From the July 14, 2023 issue of the Transformational Times - One Year post Dobbs
Reflecting on My Journey to Women’s Health Care a Year After Dobbs
Amy H Farkas, MD, MS
Dr. Farkas shares her longtime passion and perspective on the advances and freedoms in women’s health care, both locally and globally, as the nation marks one year since the Supreme Court ruling on Dobbs v. Jackson Women’s Health Organization ended the constitutional right to abortion...
My path to women’s health care began in 9th grade world geography class. Mr. Nickels required us to report on a current world event each week, which meant I often found myself reading the world news section of the Kansas City Star. One day, as I read a story about the treatment of women by the Taliban in Afghanistan, I found myself wishing I could do more to help women around the world. Recognizing that I would not be traveling to Kabul any time soon, I decided to call my local Planned Parenthood to volunteer. I honestly can’t remember if I even knew what Planned Parenthood did, other than I had a vague understanding they were active in women’s health care and were a lot closer than Afghanistan.
My first job as a volunteer was to learn about local anti-abortion groups, specifically the Army of God, an organization known for acts of violence against abortion facilities and clinicians. I was shown pictures of known members in hopes that I could pick them out from the mostly peaceful protestors. Within a few weeks, I was the Saturday morning clinic escort. My main job was to stand opposite the protesters who showed up each Saturday and be a friendly face to women who were coming for care. Most Saturdays it was just me and the security guard standing across from five to fifteen protestors who were yelling and holding signs.
My time as a clinic escort was mostly uneventful. The police would frequently drive by and sometimes park across the street until everyone had gone home. But there were incidents of violence, real and threatened. One day, the clinic had to close when all its windows were shot out. Another day, it closed when someone committed suicide in the parking lot in protest. My fellow escort had a rock thrown at her head. Most staff at the facility had their pictures published on the internet by anti-abortion groups, and my picture might have been out there, too.
I remained a volunteer for Planned Parenthood throughout high school. In college, I founded a chapter of Planned Parenthood’s student advocacy organization. While I entered college as an international studies major, my time with the student advocacy organization grew my passion for women’s health care and specifically, reproductive care. It inspired me to pursue medicine.
I was fortunate in medical school to meet another educator, Dr. Melissa McNeil, a general internist, and leader in women’s health, who became my mentor. Throughout medical school, residency, and fellowship, she helped foster my knowledge and skills in clinical women’s health and the practice of academic medicine. She also connected me to the VA.
Since I began working at the VA in 2018, I have become convinced there is no other healthcare organization in the US more committed to serving women’s health care needs. You may find this surprising, given the military and VA's reputation for being male dominated.
Yet, women Veterans represent the fasting growing demographic group within VA, and the VA invests in their care across all its missions. It supports women’s health fellowships for physicians, researchers, psychologists, and nurses. This, in turn, helps grow the next generation leaders in academic medicine and women’s health. It funds research in contraception, maternal mortality, intimate partner violence, and breast cancer. It offers targeted educational programs for primary care teams, including physicians, APPs, and nurses to ensure they have the skills necessary to provide comprehensive, gender-specific care.
And in the post-Roe v. Wade world, the VA committed to ensuring women Veterans have access to the full range of reproductive health, including access to abortion care to “promote,preserve, or restore the health” of Veterans.

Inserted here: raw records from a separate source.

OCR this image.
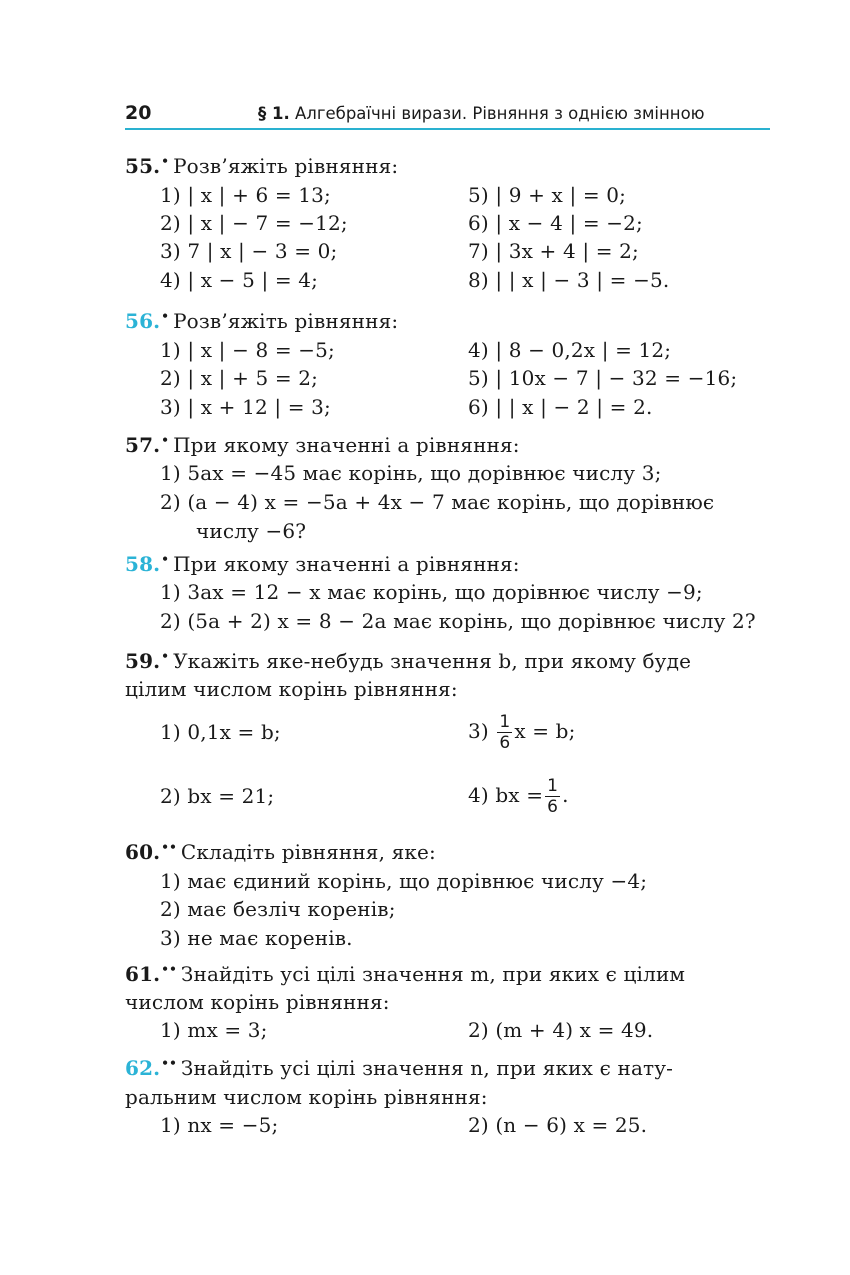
20	§ 1. Алгебраїчні вирази. Рівняння з однією змінною
55.• Розв’яжіть рівняння:
1) | x | + 6 = 13;
2) | x | − 7 = −12;
3) 7 | x | − 3 = 0;
4) | x − 5 | = 4;
5) | 9 + x | = 0;
6) | x − 4 | = −2;
7) | 3x + 4 | = 2;
8) | | x | − 3 | = −5.
56.• Розв’яжіть рівняння:
1) | x | − 8 = −5;
2) | x | + 5 = 2;
3) | x + 12 | = 3;
4) | 8 − 0,2x | = 12;
5) | 10x − 7 | − 32 = −16;
6) | | x | − 2 | = 2.
57.• При якому значенні a рівняння:
1) 5ax = −45 має корінь, що дорівнює числу 3;
2) (a − 4) x = −5a + 4x − 7 має корінь, що дорівнює
числу −6?
58.• При якому значенні a рівняння:
1) 3ax = 12 − x має корінь, що дорівнює числу −9;
2) (5a + 2) x = 8 − 2a має корінь, що дорівнює числу 2?
59.• Укажіть яке-небудь значення b, при якому буде
цілим числом корінь рівняння:
1) 0,1x = b;
2) bx = 21;
$3) \frac{1}{6}$ x = b;
4) bx = $\frac{1}{6}$ .
60.•• Складіть рівняння, яке:
1) має єдиний корінь, що дорівнює числу −4;
2) має безліч коренів;
3) не має коренів.
61.•• Знайдіть усі цілі значення m, при яких є цілим
числом корінь рівняння:
1) mx = 3;	2) (m + 4) x = 49.
62.•• Знайдіть усі цілі значення n, при яких є нату-
ральним числом корінь рівняння:
1) nx = −5;	2) (n − 6) x = 25.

To achieve this goal, educators will be key to success. Educators will be the ones who translate government policy into clinical practice. They will teach clinicians who likely have never engaged in pregnancy options counseling and certainly not abortion care to provide compassionate and comprehensive reproductive health care. This change at VA will take time, and there are many pieces left to be figured out. But the VA's commitment to women’s health gives me hope that in the post-Roe world, medicine will not allow six justices to define health care.

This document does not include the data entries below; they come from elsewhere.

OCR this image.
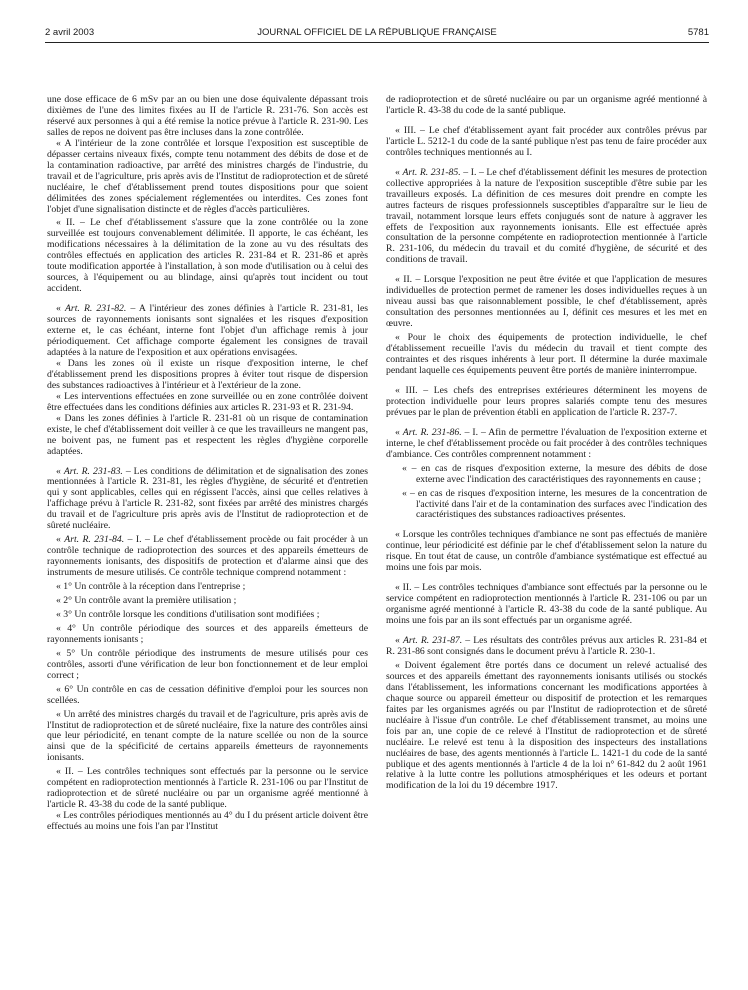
2 avril 2003	JOURNAL OFFICIEL DE LA RÉPUBLIQUE FRANÇAISE	5781

une dose efficace de 6 mSv par an ou bien une dose équivalente dépassant trois dixièmes de l'une des limites fixées au II de l'article R. 231-76. Son accès est réservé aux personnes à qui a été remise la notice prévue à l'article R. 231-90. Les salles de repos ne doivent pas être incluses dans la zone contrôlée.

« A l'intérieur de la zone contrôlée et lorsque l'exposition est susceptible de dépasser certains niveaux fixés, compte tenu notamment des débits de dose et de la contamination radioactive, par arrêté des ministres chargés de l'industrie, du travail et de l'agriculture, pris après avis de l'Institut de radioprotection et de sûreté nucléaire, le chef d'établissement prend toutes dispositions pour que soient délimitées des zones spécialement réglementées ou interdites. Ces zones font l'objet d'une signalisation distincte et de règles d'accès particulières.

« II. – Le chef d'établissement s'assure que la zone contrôlée ou la zone surveillée est toujours convenablement délimitée. Il apporte, le cas échéant, les modifications nécessaires à la délimitation de la zone au vu des résultats des contrôles effectués en application des articles R. 231-84 et R. 231-86 et après toute modification apportée à l'installation, à son mode d'utilisation ou à celui des sources, à l'équipement ou au blindage, ainsi qu'après tout incident ou tout accident.

« Art. R. 231-82. – A l'intérieur des zones définies à l'article R. 231-81, les sources de rayonnements ionisants sont signalées et les risques d'exposition externe et, le cas échéant, interne font l'objet d'un affichage remis à jour périodiquement. Cet affichage comporte également les consignes de travail adaptées à la nature de l'exposition et aux opérations envisagées.

« Dans les zones où il existe un risque d'exposition interne, le chef d'établissement prend les dispositions propres à éviter tout risque de dispersion des substances radioactives à l'intérieur et à l'extérieur de la zone.

« Les interventions effectuées en zone surveillée ou en zone contrôlée doivent être effectuées dans les conditions définies aux articles R. 231-93 et R. 231-94.

« Dans les zones définies à l'article R. 231-81 où un risque de contamination existe, le chef d'établissement doit veiller à ce que les travailleurs ne mangent pas, ne boivent pas, ne fument pas et respectent les règles d'hygiène corporelle adaptées.

« Art. R. 231-83. – Les conditions de délimitation et de signalisation des zones mentionnées à l'article R. 231-81, les règles d'hygiène, de sécurité et d'entretien qui y sont applicables, celles qui en régissent l'accès, ainsi que celles relatives à l'affichage prévu à l'article R. 231-82, sont fixées par arrêté des ministres chargés du travail et de l'agriculture pris après avis de l'Institut de radioprotection et de sûreté nucléaire.

« Art. R. 231-84. – I. – Le chef d'établissement procède ou fait procéder à un contrôle technique de radioprotection des sources et des appareils émetteurs de rayonnements ionisants, des dispositifs de protection et d'alarme ainsi que des instruments de mesure utilisés. Ce contrôle technique comprend notamment :

« 1° Un contrôle à la réception dans l'entreprise ;

« 2° Un contrôle avant la première utilisation ;

« 3° Un contrôle lorsque les conditions d'utilisation sont modifiées ;

« 4° Un contrôle périodique des sources et des appareils émetteurs de rayonnements ionisants ;

« 5° Un contrôle périodique des instruments de mesure utilisés pour ces contrôles, assorti d'une vérification de leur bon fonctionnement et de leur emploi correct ;

« 6° Un contrôle en cas de cessation définitive d'emploi pour les sources non scellées.

« Un arrêté des ministres chargés du travail et de l'agriculture, pris après avis de l'Institut de radioprotection et de sûreté nucléaire, fixe la nature des contrôles ainsi que leur périodicité, en tenant compte de la nature scellée ou non de la source ainsi que de la spécificité de certains appareils émetteurs de rayonnements ionisants.

« II. – Les contrôles techniques sont effectués par la personne ou le service compétent en radioprotection mentionnés à l'article R. 231-106 ou par l'Institut de radioprotection et de sûreté nucléaire ou par un organisme agréé mentionné à l'article R. 43-38 du code de la santé publique.

« Les contrôles périodiques mentionnés au 4° du I du présent article doivent être effectués au moins une fois l'an par l'Institut

de radioprotection et de sûreté nucléaire ou par un organisme agréé mentionné à l'article R. 43-38 du code de la santé publique.

« III. – Le chef d'établissement ayant fait procéder aux contrôles prévus par l'article L. 5212-1 du code de la santé publique n'est pas tenu de faire procéder aux contrôles techniques mentionnés au I.

« Art. R. 231-85. – I. – Le chef d'établissement définit les mesures de protection collective appropriées à la nature de l'exposition susceptible d'être subie par les travailleurs exposés. La définition de ces mesures doit prendre en compte les autres facteurs de risques professionnels susceptibles d'apparaître sur le lieu de travail, notamment lorsque leurs effets conjugués sont de nature à aggraver les effets de l'exposition aux rayonnements ionisants. Elle est effectuée après consultation de la personne compétente en radioprotection mentionnée à l'article R. 231-106, du médecin du travail et du comité d'hygiène, de sécurité et des conditions de travail.

« II. – Lorsque l'exposition ne peut être évitée et que l'application de mesures individuelles de protection permet de ramener les doses individuelles reçues à un niveau aussi bas que raisonnablement possible, le chef d'établissement, après consultation des personnes mentionnées au I, définit ces mesures et les met en œuvre.

« Pour le choix des équipements de protection individuelle, le chef d'établissement recueille l'avis du médecin du travail et tient compte des contraintes et des risques inhérents à leur port. Il détermine la durée maximale pendant laquelle ces équipements peuvent être portés de manière ininterrompue.

« III. – Les chefs des entreprises extérieures déterminent les moyens de protection individuelle pour leurs propres salariés compte tenu des mesures prévues par le plan de prévention établi en application de l'article R. 237-7.

« Art. R. 231-86. – I. – Afin de permettre l'évaluation de l'exposition externe et interne, le chef d'établissement procède ou fait procéder à des contrôles techniques d'ambiance. Ces contrôles comprennent notamment :

« – en cas de risques d'exposition externe, la mesure des débits de dose externe avec l'indication des caractéristiques des rayonnements en cause ;

« – en cas de risques d'exposition interne, les mesures de la concentration de l'activité dans l'air et de la contamination des surfaces avec l'indication des caractéristiques des substances radioactives présentes.

« Lorsque les contrôles techniques d'ambiance ne sont pas effectués de manière continue, leur périodicité est définie par le chef d'établissement selon la nature du risque. En tout état de cause, un contrôle d'ambiance systématique est effectué au moins une fois par mois.

« II. – Les contrôles techniques d'ambiance sont effectués par la personne ou le service compétent en radioprotection mentionnés à l'article R. 231-106 ou par un organisme agréé mentionné à l'article R. 43-38 du code de la santé publique. Au moins une fois par an ils sont effectués par un organisme agréé.

« Art. R. 231-87. – Les résultats des contrôles prévus aux articles R. 231-84 et R. 231-86 sont consignés dans le document prévu à l'article R. 230-1.

« Doivent également être portés dans ce document un relevé actualisé des sources et des appareils émettant des rayonnements ionisants utilisés ou stockés dans l'établissement, les informations concernant les modifications apportées à chaque source ou appareil émetteur ou dispositif de protection et les remarques faites par les organismes agréés ou par l'Institut de radioprotection et de sûreté nucléaire à l'issue d'un contrôle. Le chef d'établissement transmet, au moins une fois par an, une copie de ce relevé à l'Institut de radioprotection et de sûreté nucléaire. Le relevé est tenu à la disposition des inspecteurs des installations nucléaires de base, des agents mentionnés à l'article L. 1421-1 du code de la santé publique et des agents mentionnés à l'article 4 de la loi n° 61-842 du 2 août 1961 relative à la lutte contre les pollutions atmosphériques et les odeurs et portant modification de la loi du 19 décembre 1917.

The VA’s commitment to all aspects of women’s health care takes me back to my early passion to serve women’s health, both locally and globally. Thankfully, American women have far more options than were allowed to their counterparts living under the Taliban, both then and now. I am reminded that the advances and freedoms in women’s health remain only when we fight for them.
As a physician and educator, I can do my part in my clinic with my patients and in the classroom with students by helping to ensure the next generation of physicians have the necessary skills to provide comprehensive care to women. I’m grateful to have the VA as an ally in my own work to ensure health freedom for women.
Amy H Farkas, MD, MS, is an associate professor of Medicine at the Medical College of Wisconsin and works clinically as a women’s health primary care physician at the Milwaukee VA Medical Center. She also serves as faculty at the Robert D. and Patricia E. Kern Institute for the Transformation of Medical Education, where she is Director of the KICS program and part of the GME Pillar.